Celebrated every year between October 25-31, EB Awareness Week is an opportunity to raise public awareness and understanding of epidermolysis bullosa, promote the need for a cure, and to spur advocacy on behalf of those impacted by EB. Awareness is the first step towards securing much-needed funding for EB treatments and we won’t stop until treatments and cures are found.
Many people living with EB are still struggling to get the support they desperately need, and a lack of funding and a shortage of nurses are still leaving some families without reliable and consistent nursing care at home.
Nursing care is essential to protect the health and wellbeing of children and adults with more severe forms of EB. These nurses manage and assess wounds at home and are vital to helping prevent dangerous infections.
In 2022, we raised awareness on the importance of home nursing care and the role of carers. No parent should be forced to provide this complex care themselves due to a lack of resources. Bandage changes involve intense physical pain, making it particularly difficult and emotionally draining for parents and loved ones.
As a result of the campaign, over 1,000 people asked the Minister for Health to invest and prioritise EB care. This will remain a key focus of our Pre-Budget Submission Campaign in 2024.

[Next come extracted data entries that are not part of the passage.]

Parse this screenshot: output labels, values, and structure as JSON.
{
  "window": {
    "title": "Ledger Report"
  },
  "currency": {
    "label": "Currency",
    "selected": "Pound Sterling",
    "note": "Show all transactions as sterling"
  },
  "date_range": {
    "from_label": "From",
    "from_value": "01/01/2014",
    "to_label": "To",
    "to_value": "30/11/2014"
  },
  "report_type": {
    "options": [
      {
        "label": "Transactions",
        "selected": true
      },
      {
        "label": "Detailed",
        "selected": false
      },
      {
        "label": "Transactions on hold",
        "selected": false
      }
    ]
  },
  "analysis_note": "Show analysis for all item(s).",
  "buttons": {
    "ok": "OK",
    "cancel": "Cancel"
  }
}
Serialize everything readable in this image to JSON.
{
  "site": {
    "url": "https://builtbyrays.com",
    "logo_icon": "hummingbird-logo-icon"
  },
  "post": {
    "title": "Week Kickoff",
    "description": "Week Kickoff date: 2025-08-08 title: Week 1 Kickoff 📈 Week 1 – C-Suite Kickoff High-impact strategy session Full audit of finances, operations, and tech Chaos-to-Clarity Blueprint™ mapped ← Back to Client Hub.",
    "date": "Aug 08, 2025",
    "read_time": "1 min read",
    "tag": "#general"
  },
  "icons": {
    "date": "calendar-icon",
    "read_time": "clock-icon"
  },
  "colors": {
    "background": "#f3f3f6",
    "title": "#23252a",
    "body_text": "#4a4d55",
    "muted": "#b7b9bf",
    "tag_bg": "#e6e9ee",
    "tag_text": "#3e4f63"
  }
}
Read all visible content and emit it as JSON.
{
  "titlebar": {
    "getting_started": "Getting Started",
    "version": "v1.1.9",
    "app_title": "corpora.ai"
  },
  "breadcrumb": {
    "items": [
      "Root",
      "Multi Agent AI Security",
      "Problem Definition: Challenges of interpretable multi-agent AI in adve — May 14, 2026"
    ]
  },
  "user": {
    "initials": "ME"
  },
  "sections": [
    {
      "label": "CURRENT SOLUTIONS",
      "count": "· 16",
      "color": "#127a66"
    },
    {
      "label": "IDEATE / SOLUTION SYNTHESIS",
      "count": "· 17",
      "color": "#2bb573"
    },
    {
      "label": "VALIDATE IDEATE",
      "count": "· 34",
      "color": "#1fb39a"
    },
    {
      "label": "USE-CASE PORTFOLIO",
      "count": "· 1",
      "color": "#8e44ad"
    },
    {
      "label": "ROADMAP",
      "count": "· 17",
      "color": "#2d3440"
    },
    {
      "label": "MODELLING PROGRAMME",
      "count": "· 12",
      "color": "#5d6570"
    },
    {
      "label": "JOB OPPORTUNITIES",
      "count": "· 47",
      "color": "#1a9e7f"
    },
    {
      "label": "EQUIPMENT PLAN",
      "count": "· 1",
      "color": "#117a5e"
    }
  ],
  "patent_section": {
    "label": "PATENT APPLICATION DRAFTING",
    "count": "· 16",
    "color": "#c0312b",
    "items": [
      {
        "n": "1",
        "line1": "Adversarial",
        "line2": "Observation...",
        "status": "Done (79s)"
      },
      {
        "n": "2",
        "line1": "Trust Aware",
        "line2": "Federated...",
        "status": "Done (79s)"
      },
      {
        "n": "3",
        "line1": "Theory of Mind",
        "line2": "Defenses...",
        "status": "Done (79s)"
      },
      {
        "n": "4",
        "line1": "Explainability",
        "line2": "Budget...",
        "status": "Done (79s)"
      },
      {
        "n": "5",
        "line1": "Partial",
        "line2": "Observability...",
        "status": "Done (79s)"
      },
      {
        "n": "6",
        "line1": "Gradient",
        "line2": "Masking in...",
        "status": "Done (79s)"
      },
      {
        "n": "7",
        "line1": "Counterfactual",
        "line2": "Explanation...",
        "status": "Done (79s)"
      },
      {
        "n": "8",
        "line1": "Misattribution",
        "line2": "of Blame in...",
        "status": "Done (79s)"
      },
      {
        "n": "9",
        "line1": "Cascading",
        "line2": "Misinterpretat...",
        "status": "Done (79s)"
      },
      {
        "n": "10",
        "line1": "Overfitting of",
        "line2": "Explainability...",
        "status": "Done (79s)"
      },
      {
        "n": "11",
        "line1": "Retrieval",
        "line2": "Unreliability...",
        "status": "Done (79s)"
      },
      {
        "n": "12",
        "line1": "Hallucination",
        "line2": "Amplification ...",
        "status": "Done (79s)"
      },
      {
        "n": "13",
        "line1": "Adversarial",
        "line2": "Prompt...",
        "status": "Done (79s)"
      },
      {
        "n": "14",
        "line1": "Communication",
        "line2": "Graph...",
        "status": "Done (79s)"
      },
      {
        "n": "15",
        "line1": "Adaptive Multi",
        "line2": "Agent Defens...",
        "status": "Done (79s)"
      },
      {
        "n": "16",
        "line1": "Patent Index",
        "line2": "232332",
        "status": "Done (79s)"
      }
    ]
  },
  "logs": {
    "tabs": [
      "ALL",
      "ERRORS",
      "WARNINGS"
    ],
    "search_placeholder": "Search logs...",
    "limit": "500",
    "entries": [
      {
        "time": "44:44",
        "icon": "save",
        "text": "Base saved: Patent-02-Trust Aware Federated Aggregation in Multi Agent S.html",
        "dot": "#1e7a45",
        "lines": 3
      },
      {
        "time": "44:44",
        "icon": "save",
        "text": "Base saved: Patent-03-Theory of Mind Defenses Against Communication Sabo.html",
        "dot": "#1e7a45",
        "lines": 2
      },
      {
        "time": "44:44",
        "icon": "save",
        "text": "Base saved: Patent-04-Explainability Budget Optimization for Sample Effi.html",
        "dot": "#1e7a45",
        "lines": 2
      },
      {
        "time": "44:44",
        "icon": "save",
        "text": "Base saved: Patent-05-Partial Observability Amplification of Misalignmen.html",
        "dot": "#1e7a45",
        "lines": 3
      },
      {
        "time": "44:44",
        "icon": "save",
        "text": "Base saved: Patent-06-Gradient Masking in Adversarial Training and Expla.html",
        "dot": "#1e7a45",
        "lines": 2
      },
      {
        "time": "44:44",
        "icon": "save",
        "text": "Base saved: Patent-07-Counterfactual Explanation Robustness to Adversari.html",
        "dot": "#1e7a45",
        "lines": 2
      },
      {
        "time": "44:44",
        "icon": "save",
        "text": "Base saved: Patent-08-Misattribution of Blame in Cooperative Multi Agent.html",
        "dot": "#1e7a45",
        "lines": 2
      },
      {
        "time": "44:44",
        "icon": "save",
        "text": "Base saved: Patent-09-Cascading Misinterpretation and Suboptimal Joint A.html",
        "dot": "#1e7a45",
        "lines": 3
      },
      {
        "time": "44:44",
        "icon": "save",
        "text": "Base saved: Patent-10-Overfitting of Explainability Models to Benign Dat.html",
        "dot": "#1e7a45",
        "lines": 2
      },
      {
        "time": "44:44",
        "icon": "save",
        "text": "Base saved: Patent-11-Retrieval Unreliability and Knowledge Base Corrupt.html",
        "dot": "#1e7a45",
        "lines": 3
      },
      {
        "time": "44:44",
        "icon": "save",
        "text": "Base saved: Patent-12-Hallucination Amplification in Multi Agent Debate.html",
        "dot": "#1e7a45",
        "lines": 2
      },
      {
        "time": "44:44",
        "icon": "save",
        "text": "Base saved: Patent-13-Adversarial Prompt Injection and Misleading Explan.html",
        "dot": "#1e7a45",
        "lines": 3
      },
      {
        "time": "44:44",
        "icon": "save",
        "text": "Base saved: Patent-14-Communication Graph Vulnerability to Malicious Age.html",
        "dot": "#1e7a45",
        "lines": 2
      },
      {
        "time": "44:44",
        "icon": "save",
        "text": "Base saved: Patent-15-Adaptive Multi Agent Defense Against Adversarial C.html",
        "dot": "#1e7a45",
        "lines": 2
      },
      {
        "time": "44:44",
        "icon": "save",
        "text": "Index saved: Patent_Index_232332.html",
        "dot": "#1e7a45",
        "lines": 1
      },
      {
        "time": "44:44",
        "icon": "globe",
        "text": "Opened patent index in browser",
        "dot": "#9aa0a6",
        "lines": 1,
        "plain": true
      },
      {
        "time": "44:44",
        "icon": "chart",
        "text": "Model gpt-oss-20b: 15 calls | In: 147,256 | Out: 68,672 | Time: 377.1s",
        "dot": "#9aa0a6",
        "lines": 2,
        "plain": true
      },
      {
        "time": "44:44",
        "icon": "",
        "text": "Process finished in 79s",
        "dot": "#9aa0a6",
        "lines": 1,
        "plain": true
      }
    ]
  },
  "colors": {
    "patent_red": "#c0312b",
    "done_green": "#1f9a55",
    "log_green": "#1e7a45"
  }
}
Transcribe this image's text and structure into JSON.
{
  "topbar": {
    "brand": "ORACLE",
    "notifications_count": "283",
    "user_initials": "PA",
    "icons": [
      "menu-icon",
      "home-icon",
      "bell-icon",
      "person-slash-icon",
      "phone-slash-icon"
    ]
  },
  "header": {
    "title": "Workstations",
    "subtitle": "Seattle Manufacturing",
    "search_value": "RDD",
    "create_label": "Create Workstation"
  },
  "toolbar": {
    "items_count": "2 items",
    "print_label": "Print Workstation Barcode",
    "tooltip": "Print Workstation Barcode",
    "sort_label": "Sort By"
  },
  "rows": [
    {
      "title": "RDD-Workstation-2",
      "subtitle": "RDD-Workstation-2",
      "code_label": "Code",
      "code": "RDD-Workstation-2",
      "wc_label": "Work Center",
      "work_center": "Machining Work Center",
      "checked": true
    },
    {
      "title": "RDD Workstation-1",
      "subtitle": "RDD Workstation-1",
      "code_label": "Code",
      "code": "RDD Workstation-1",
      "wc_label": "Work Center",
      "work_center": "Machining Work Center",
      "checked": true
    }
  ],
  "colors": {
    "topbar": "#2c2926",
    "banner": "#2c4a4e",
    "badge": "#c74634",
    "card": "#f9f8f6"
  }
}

Rare Disease Day takes place on the last day of February each year. Epidermolysis bullosa (EB) is one of over 6000 rare diseases worldwide. The main objective of Rare Disease Day is to raise awareness amongst the general public and decision-makers about rare disease and their impact on peoples' lives.
Every year, we prepare a pre-budget submission that recommends changes and improvements in the administration of public and social services and related policies to EB care.